Type 1 diabetics control their blood glucose levels by injecting insulin. An International Standard from the International Organization for Standardization (ISO) provides specific requirements and test methods for syringes used to inject insulin. ISO 8537:2007, Sterile single-use syringes, with or without needle, for insulin, covers syringes for use with 40 units of insulin/ml (U-40) and 100 units of insulin/ml (U-100).
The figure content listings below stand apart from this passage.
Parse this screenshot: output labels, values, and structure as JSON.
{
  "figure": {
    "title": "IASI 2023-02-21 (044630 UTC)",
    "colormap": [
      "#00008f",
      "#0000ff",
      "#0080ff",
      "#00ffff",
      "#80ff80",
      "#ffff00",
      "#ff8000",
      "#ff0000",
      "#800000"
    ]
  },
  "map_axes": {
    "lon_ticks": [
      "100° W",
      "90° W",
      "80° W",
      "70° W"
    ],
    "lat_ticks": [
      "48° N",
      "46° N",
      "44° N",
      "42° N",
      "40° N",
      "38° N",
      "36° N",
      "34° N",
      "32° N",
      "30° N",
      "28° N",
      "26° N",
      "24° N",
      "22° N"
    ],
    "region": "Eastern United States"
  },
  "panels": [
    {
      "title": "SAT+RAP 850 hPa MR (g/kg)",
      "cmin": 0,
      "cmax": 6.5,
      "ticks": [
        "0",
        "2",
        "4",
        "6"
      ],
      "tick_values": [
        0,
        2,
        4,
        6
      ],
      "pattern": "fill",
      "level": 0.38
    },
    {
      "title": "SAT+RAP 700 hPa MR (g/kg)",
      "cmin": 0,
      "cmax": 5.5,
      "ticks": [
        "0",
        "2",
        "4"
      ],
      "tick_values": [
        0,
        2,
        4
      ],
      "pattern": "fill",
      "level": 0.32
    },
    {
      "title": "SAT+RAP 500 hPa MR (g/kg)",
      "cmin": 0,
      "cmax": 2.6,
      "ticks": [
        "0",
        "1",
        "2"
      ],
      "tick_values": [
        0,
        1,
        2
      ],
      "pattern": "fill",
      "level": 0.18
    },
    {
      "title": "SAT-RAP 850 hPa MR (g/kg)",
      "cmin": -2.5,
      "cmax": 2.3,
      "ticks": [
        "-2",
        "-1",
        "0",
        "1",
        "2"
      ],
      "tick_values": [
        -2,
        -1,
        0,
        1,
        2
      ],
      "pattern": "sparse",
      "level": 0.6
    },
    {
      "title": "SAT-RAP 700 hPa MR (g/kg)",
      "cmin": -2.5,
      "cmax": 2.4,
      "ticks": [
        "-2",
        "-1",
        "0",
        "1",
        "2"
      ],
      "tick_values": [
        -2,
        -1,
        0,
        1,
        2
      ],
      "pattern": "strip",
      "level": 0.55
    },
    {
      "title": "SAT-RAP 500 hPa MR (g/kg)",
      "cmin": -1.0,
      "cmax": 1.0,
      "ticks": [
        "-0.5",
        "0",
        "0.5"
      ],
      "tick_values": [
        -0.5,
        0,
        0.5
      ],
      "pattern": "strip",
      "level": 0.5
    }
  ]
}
This standard was developed by ISO Technical Committee (TC) 84, Devices for administration of medicinal products and intravascular catheters. The American National Standards Institute (ANSI)-accredited U.S. Technical Advisory Group (TAG) administrator for this TC is the Association for the Advancement of Medical Instrumentation (AAMI), an ANSI organizational member and accredited standards developerWhen the body does not produce or use insulin properly, glucose remains in the blood, resulting in several potentially life-threatening complications. All diabetics need to keep a close watch on their blood glucose levels to prevent damage to the kidneys, eyes, nerves, and cardiovascular system. Another ISO standard, ISO 15197:2003, In vitro diagnostic test systems -- Requirements for blood-glucose monitoring systems for self-testing in managing diabetes mellitus, outlines the performance requirements for self-testing blood-glucose monitoring systems, assuring that the tests diabetics conduct at home are accurate and reliable.

This standard was developed by ISO TC 212, Clinical laboratory testing and in vitro diagnostic test systems. The U.S. holds the chairmanship and the secretariat of this TC, with Donald Powers, Ph.D., serving as chairman and the Clinical and Laboratory Standards Institute (CSLI) as secretariat. CSLI, an ANSI organizational member and accredited standards developer, is also the ANSI-accredited U.S. Technical Advisory Group (TAG) administrator to TC 212.

As part of the Stop Diabetes campaign, the American Diabetes Association is urging all Americans to confront, fight, and ultimately stop diabetes. The Association provides a number of suggestions of how to get involved, including sharing personal stories, participating in fundraising walks and bicycle rides, and learning more about the disease, at stopdiabetes.com.